I vuoti di memoria. La rubrica medica del dottore Federico Mavilla

federico mavillaSiete vicino ai sessant’anni e vi accade da un certo tempo di non saper dire i nomi propri delle persone che pure conoscete bene? A volte proprio quando le avete davanti, e poi quando dovete fare delle presentazioni: spesso è il vuoto! Ma il vero assillo è questo: dimenticare i nomi, non solo propri, anche di oggetti. E’ un segnale di futura demenza o Alzheimer?
Non allarmatevi più di tanto, è questo un fenomeno che rientra nell’invecchiamento fisiologico, vale a dire normale, del cervello. Con la vecchiaia si riducono i neuroni e viene meno la memoria in generale perché resta coinvolta la parte del cervello, l’ippocampo, che è come la cassaforte di tutti i ricordi e le esperienze. Se i neuroni calano in particolare in una zona che è il centro dei ricordi dei nomi, ecco la difficoltà a ricordarli subito. Si chiama “anomia” e non è un sintomo allarmante. No, non c’è in previsione una patologia grave come l’Alzheimer.

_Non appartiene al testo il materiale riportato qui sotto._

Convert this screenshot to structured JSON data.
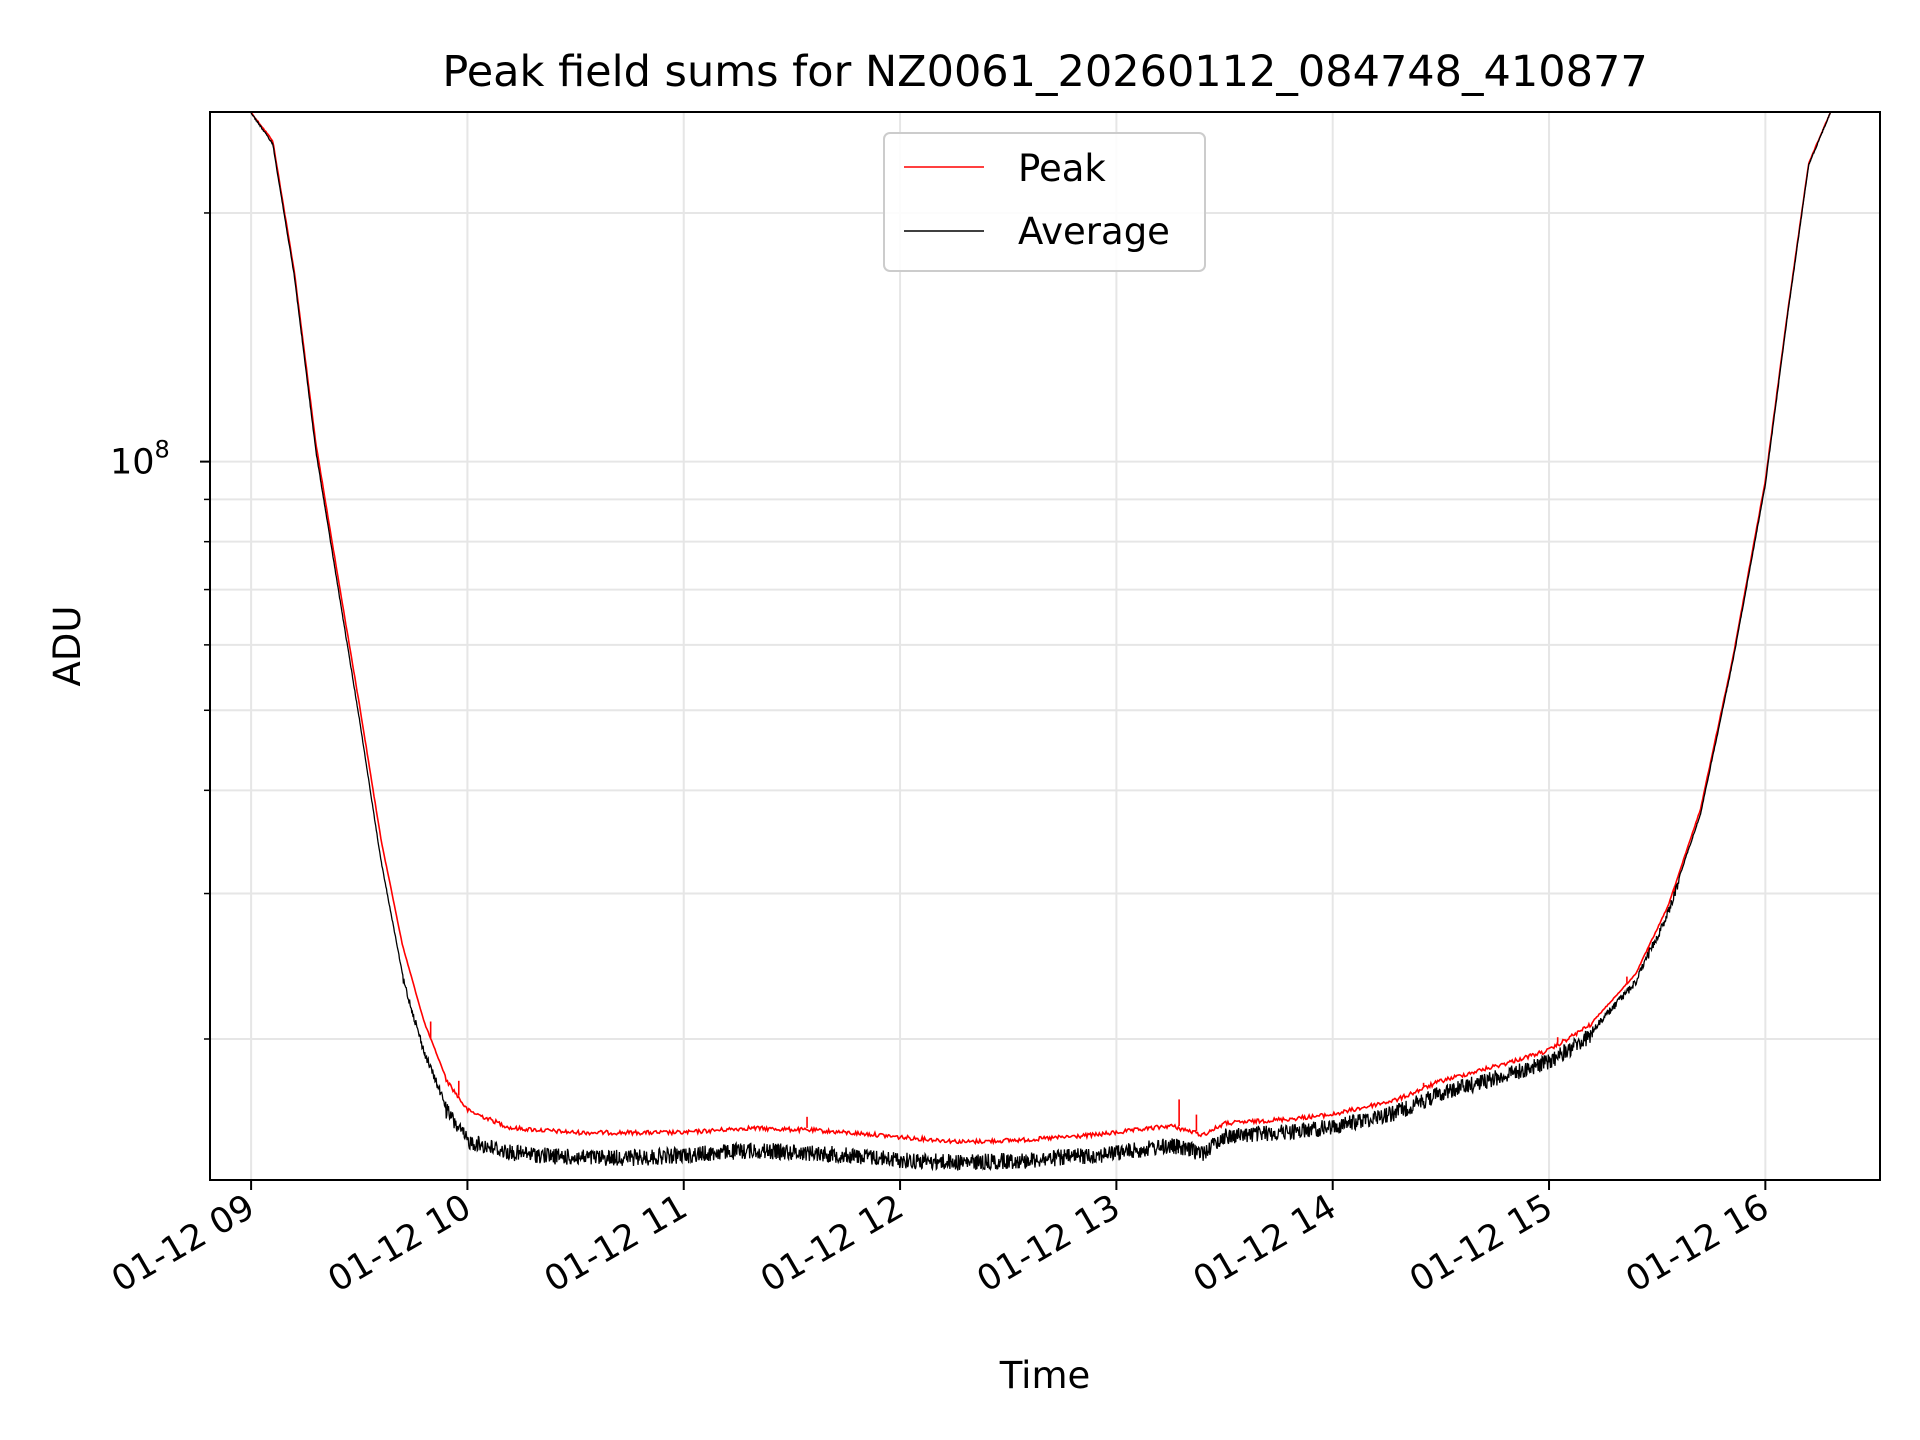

Potrebbe esserci se, dopo, i nomi non venissero più a galla e se questo fosse accompagnato dal non riconoscere più i volti di persone note, dei parenti.

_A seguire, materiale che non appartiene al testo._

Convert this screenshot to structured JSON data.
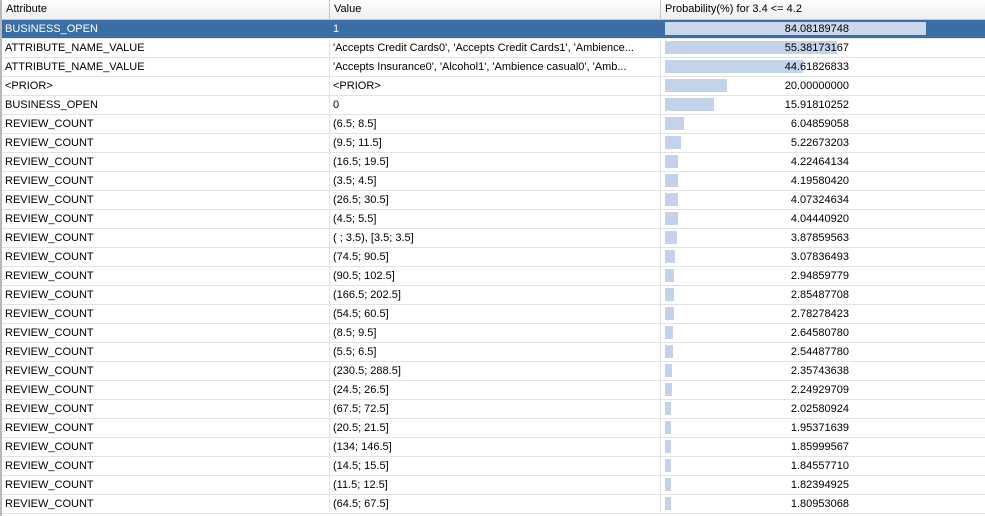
{
  "table": {
    "headers": {
      "attribute": "Attribute",
      "value": "Value",
      "probability": "Probability(%) for 3.4 <= 4.2"
    },
    "bar_color": "#c3d4ea",
    "selected_color": "#3a6ea5",
    "selected_row": 0,
    "rows": [
      {
        "attribute": "BUSINESS_OPEN",
        "value": "1",
        "probability": "84.08189748",
        "pct": 84.08189748
      },
      {
        "attribute": "ATTRIBUTE_NAME_VALUE",
        "value": "'Accepts Credit Cards0', 'Accepts Credit Cards1', 'Ambience...",
        "probability": "55.38173167",
        "pct": 55.38173167
      },
      {
        "attribute": "ATTRIBUTE_NAME_VALUE",
        "value": "'Accepts Insurance0', 'Alcohol1', 'Ambience casual0', 'Amb...",
        "probability": "44.61826833",
        "pct": 44.61826833
      },
      {
        "attribute": "<PRIOR>",
        "value": "<PRIOR>",
        "probability": "20.00000000",
        "pct": 20.0
      },
      {
        "attribute": "BUSINESS_OPEN",
        "value": "0",
        "probability": "15.91810252",
        "pct": 15.91810252
      },
      {
        "attribute": "REVIEW_COUNT",
        "value": "(6.5; 8.5]",
        "probability": "6.04859058",
        "pct": 6.04859058
      },
      {
        "attribute": "REVIEW_COUNT",
        "value": "(9.5; 11.5]",
        "probability": "5.22673203",
        "pct": 5.22673203
      },
      {
        "attribute": "REVIEW_COUNT",
        "value": "(16.5; 19.5]",
        "probability": "4.22464134",
        "pct": 4.22464134
      },
      {
        "attribute": "REVIEW_COUNT",
        "value": "(3.5; 4.5]",
        "probability": "4.19580420",
        "pct": 4.1958042
      },
      {
        "attribute": "REVIEW_COUNT",
        "value": "(26.5; 30.5]",
        "probability": "4.07324634",
        "pct": 4.07324634
      },
      {
        "attribute": "REVIEW_COUNT",
        "value": "(4.5; 5.5]",
        "probability": "4.04440920",
        "pct": 4.0444092
      },
      {
        "attribute": "REVIEW_COUNT",
        "value": "( ; 3.5), [3.5; 3.5]",
        "probability": "3.87859563",
        "pct": 3.87859563
      },
      {
        "attribute": "REVIEW_COUNT",
        "value": "(74.5; 90.5]",
        "probability": "3.07836493",
        "pct": 3.07836493
      },
      {
        "attribute": "REVIEW_COUNT",
        "value": "(90.5; 102.5]",
        "probability": "2.94859779",
        "pct": 2.94859779
      },
      {
        "attribute": "REVIEW_COUNT",
        "value": "(166.5; 202.5]",
        "probability": "2.85487708",
        "pct": 2.85487708
      },
      {
        "attribute": "REVIEW_COUNT",
        "value": "(54.5; 60.5]",
        "probability": "2.78278423",
        "pct": 2.78278423
      },
      {
        "attribute": "REVIEW_COUNT",
        "value": "(8.5; 9.5]",
        "probability": "2.64580780",
        "pct": 2.6458078
      },
      {
        "attribute": "REVIEW_COUNT",
        "value": "(5.5; 6.5]",
        "probability": "2.54487780",
        "pct": 2.5448778
      },
      {
        "attribute": "REVIEW_COUNT",
        "value": "(230.5; 288.5]",
        "probability": "2.35743638",
        "pct": 2.35743638
      },
      {
        "attribute": "REVIEW_COUNT",
        "value": "(24.5; 26.5]",
        "probability": "2.24929709",
        "pct": 2.24929709
      },
      {
        "attribute": "REVIEW_COUNT",
        "value": "(67.5; 72.5]",
        "probability": "2.02580924",
        "pct": 2.02580924
      },
      {
        "attribute": "REVIEW_COUNT",
        "value": "(20.5; 21.5]",
        "probability": "1.95371639",
        "pct": 1.95371639
      },
      {
        "attribute": "REVIEW_COUNT",
        "value": "(134; 146.5]",
        "probability": "1.85999567",
        "pct": 1.85999567
      },
      {
        "attribute": "REVIEW_COUNT",
        "value": "(14.5; 15.5]",
        "probability": "1.84557710",
        "pct": 1.8455771
      },
      {
        "attribute": "REVIEW_COUNT",
        "value": "(11.5; 12.5]",
        "probability": "1.82394925",
        "pct": 1.82394925
      },
      {
        "attribute": "REVIEW_COUNT",
        "value": "(64.5; 67.5]",
        "probability": "1.80953068",
        "pct": 1.80953068
      }
    ]
  }
}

Che cosa si può fare? Ripeto: non è una malattia. Vi consiglio di rivolgersi al vostro medico solo se la frequenza di queste dimenticanze è davvero importante, se per esempio non si ricorda il nome del figlio più volte al giorno: in questi casi il medico indagherà se non vi sia un problema sottostante. Ma se sfugge il nome di un attore, di un amico, eccetera, non c’è da disperarsi. E’ il tempo.